A green Obama? An incisive interpretation

In the last few days we read some encouraging news about Obama administration's commitment to environmental issues. First, Obama’s speech about the Climate Action Plan (CAP) to address climate change, then the support to African people and institutions to fight poaching. It looks like the U.S. government is willing to commit more to preserve the planet we live on.

But, is this reality? We went beyond the justified enthusiasm to understand what these environmentally friendly measures entail. In particular, we have focused on CAP.

 

The Climate Action Plan: pros and cons

After years of Republican denial about climate change (the U.S. never ratified the Kyoto Protocol) and after the first democratic four-year-term below expectations, hearing an American president talking about energy efficiency, doubling renewable energy by 2020, cutting fossil fuel subsidies and imposing of stringent limits on CO2 emissions to coal-fired powerplants, has aroused the enthusiasm of worldwide environmentalists.

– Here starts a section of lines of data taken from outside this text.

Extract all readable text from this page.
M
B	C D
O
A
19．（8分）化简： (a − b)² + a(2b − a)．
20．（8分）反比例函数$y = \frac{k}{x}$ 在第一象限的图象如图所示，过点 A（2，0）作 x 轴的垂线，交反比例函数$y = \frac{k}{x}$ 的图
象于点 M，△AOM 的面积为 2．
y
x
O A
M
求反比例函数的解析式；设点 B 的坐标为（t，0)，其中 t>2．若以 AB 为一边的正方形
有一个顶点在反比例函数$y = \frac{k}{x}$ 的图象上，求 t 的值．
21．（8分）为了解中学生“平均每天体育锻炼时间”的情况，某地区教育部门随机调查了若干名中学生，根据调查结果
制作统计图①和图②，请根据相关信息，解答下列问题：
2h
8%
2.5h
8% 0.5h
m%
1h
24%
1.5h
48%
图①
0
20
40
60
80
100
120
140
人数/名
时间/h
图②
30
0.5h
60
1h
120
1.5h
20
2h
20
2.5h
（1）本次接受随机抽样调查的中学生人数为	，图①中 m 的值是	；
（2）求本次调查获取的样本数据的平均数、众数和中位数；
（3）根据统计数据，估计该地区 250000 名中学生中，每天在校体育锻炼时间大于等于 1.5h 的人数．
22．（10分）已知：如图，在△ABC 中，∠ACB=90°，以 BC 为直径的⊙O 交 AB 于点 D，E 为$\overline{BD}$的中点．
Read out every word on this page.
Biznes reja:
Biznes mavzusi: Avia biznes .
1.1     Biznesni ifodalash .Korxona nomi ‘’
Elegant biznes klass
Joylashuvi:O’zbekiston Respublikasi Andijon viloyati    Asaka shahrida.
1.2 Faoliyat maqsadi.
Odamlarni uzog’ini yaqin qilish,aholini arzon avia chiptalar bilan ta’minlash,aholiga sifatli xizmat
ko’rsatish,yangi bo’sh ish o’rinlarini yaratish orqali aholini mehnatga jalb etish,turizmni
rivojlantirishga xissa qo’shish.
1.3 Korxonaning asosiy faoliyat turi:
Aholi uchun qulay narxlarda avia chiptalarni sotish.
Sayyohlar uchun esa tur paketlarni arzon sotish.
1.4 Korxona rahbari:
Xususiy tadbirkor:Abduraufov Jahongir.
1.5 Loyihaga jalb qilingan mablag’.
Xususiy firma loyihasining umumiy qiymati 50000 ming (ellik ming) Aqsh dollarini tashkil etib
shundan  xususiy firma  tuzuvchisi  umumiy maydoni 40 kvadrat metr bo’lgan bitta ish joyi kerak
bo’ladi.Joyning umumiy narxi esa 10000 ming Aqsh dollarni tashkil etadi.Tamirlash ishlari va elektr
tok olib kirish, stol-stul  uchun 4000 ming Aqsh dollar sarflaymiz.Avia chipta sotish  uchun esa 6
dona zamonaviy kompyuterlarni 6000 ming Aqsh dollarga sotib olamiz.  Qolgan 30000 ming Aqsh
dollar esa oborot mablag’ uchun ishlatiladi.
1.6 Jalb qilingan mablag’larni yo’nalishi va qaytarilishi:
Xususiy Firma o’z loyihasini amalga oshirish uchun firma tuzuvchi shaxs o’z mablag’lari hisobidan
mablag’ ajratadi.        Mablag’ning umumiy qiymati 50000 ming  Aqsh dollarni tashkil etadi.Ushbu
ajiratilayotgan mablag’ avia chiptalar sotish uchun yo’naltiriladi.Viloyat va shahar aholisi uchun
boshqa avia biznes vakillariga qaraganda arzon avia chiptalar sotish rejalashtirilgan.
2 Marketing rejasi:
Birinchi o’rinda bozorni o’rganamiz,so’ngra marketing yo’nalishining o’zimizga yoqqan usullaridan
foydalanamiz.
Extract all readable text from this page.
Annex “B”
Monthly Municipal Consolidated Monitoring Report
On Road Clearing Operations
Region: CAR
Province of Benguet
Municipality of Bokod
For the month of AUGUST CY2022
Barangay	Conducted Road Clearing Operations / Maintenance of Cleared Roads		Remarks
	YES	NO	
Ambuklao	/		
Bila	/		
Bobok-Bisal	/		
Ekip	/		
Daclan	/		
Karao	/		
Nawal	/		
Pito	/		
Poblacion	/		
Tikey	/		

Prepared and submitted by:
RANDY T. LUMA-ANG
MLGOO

However, by reading the CAP we spotted some controversial points that we would like to highlight in order to make a bigger and clearer picture:

 

  • Shale gas and fracking: the Obama administration intends to focus on this fossil fuel to boost the production of natural gas. This is an environmentally unsustainable choice in several respects: first, the fracking technology (click here to find more) contaminates groundwater and causes earthquakes in the extraction area. In addition, according to a study published by Climate Change, methane emissions caused by this technology are higher by 30% compared to a conventional gas system. And methane is a greenhouse gas among the most dangerous.
  • The U.S. is an important extractor of coal: because of the strict limits on emissions of its power plants, the U.S. is literally filling the world coal market, decreasing its  price as a consequence. Coal lower price is actually slowing down the switching to renewable energy sources both in Europe and in developing countries.
  • Exporting emissions? The fact that, thanks to their large reserves of shale gas, the U.S. will become a net exporter of gas will only move the problem of greenhouse gas emissions in another part of the globe. Unfortunately, global warming cannot be relocated.
  • The revival of nuclear power: as if that were not enough, the U.S. is willing to continue on the path of nuclear energy, as it is not seen as impacting in terms of climate change.


These points make us more cautious, also because Obama administration’s commitments do not meet the requirements of the international scientific community. Of course thinking that, with a sort of magic wand, the U.S. can become a paradise for sustainable economy is naive. In any case, these first steps make us hope that the United States will seriously lead the next round of negotiations aimed at drafting a binding treaty able to to give a strong follow up to Kyoto Protocol.